In discussing the interrelations of elephants, humans and ivory, the exhibition also looks at the biology of elephants living today, and the mammoth, and shows the far-reaching significance these species had and have. The model of permafrost can serve as an example of this (image six). As a result of climate change, the permafrost of the Siberian steppes is melting and releasing the tusks of the mammoths that lived there just a few thousand years ago.

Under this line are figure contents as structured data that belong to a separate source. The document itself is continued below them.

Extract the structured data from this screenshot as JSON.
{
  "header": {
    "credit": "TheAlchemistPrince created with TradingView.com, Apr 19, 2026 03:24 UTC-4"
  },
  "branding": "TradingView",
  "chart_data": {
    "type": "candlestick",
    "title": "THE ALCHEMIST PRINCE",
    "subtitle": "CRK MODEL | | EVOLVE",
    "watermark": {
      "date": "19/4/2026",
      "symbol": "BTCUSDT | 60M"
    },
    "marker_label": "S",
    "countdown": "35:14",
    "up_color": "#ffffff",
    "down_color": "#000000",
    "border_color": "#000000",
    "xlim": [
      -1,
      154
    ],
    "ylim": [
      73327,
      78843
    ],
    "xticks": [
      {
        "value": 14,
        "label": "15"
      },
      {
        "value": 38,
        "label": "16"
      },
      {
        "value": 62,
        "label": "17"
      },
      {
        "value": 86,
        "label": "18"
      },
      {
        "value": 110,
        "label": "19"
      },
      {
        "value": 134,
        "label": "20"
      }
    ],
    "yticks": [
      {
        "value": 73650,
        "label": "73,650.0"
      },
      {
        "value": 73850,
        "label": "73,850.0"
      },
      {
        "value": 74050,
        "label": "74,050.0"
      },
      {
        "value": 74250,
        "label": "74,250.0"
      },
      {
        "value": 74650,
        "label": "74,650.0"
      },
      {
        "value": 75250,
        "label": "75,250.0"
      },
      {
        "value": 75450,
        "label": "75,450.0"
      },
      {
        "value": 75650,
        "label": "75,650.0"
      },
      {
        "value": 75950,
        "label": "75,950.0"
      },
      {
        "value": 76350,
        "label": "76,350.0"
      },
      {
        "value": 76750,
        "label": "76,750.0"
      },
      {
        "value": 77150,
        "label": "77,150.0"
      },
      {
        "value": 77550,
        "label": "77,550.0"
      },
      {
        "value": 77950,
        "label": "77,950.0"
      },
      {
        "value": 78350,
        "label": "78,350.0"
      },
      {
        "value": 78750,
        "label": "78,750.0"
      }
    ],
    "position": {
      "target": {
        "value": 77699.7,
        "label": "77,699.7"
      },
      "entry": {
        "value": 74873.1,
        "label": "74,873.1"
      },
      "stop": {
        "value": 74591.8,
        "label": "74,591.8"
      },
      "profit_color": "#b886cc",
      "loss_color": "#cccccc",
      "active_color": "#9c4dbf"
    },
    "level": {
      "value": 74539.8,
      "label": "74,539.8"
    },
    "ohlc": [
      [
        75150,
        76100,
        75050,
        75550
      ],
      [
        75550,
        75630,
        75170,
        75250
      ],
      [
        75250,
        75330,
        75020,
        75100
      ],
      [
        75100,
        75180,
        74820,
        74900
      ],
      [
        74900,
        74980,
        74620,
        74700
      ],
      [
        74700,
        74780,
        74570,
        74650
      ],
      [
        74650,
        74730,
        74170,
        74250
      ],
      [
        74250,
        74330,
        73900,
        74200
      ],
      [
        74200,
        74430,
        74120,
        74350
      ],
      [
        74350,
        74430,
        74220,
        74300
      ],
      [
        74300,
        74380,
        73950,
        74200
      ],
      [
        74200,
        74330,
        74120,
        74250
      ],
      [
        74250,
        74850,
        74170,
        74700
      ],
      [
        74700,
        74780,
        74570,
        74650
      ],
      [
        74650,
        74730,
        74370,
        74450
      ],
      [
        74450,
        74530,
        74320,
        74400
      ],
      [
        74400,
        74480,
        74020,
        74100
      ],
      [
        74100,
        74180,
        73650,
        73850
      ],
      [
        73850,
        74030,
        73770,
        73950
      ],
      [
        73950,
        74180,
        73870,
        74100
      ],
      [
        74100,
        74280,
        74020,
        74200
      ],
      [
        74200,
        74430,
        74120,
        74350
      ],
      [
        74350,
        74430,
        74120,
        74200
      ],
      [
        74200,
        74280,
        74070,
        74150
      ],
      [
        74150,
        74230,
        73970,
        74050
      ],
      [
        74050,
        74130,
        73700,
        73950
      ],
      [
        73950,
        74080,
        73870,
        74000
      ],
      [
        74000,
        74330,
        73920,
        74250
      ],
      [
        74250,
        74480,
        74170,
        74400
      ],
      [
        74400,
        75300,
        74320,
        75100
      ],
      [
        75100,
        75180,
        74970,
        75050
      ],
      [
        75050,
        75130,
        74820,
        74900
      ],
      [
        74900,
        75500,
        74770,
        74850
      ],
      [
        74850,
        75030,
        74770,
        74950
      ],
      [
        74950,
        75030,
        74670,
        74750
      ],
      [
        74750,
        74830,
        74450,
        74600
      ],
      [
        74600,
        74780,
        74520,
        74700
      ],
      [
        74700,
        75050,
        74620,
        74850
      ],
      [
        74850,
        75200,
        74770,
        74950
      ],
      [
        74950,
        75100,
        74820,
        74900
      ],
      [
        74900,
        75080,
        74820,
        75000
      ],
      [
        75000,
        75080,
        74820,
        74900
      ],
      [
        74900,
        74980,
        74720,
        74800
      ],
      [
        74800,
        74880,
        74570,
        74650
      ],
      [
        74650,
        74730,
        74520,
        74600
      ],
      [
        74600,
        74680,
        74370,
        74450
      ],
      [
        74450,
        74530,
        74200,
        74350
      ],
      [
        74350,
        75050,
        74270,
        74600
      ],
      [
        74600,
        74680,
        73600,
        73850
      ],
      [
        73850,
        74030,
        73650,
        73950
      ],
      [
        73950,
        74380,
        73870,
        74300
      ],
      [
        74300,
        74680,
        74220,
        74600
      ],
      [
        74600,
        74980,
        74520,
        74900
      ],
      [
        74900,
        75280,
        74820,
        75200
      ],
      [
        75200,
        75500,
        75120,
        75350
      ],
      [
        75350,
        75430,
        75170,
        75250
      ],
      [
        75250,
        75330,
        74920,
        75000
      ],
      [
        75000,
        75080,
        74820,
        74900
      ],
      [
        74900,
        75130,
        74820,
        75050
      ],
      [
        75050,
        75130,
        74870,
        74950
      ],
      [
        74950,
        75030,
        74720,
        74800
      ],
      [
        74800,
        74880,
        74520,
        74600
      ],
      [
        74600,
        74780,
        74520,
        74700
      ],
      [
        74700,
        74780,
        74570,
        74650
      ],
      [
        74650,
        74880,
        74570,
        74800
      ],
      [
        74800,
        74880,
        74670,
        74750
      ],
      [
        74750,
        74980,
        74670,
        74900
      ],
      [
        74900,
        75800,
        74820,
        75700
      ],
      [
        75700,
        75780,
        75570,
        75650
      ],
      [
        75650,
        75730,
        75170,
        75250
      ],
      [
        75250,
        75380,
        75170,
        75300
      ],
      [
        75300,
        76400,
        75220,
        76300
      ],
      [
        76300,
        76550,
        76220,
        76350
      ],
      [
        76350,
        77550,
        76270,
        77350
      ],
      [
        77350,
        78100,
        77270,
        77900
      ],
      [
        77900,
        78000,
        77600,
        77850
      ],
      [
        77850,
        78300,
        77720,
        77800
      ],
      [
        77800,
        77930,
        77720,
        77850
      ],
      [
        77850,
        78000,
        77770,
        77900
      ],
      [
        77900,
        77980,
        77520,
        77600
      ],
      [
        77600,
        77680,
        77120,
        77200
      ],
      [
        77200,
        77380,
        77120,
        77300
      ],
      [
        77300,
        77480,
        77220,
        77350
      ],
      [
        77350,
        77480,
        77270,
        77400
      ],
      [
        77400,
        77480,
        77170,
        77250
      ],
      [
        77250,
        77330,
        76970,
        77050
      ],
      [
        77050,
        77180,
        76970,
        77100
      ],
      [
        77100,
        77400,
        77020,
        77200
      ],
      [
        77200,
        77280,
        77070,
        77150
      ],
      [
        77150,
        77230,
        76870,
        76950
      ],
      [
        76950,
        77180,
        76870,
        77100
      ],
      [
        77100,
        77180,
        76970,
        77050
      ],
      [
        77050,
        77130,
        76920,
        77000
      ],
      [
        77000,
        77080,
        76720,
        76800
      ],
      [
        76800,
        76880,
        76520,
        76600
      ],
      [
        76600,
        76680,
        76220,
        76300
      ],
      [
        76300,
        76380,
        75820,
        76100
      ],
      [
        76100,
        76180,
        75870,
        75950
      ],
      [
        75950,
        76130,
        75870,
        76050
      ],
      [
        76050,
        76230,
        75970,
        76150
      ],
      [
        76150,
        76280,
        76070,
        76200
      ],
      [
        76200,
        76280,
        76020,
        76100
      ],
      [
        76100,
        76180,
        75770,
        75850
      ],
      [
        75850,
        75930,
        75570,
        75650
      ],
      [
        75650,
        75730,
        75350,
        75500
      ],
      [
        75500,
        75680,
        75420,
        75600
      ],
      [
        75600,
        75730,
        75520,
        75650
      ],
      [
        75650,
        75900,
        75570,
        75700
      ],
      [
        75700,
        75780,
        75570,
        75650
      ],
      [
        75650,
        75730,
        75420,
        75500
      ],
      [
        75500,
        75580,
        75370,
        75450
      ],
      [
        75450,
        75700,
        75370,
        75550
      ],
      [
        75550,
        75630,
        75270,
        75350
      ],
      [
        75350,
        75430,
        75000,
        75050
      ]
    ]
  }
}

Since trade in mammoth ivory, unlike that in elephant ivory, is still permitted, these tusks are coveted raw materials that are tracked down by professional “hunters”. What many do not know is that the millions of mammoths wandering the steppes back then contributed to the compaction of the snow and thus to the creation of the “eternal ice” that is permafrost. The disappearance of mammoths, and the dramatically poor situation for elephants today, have profound consequences for the ecological fabric of planet Earth.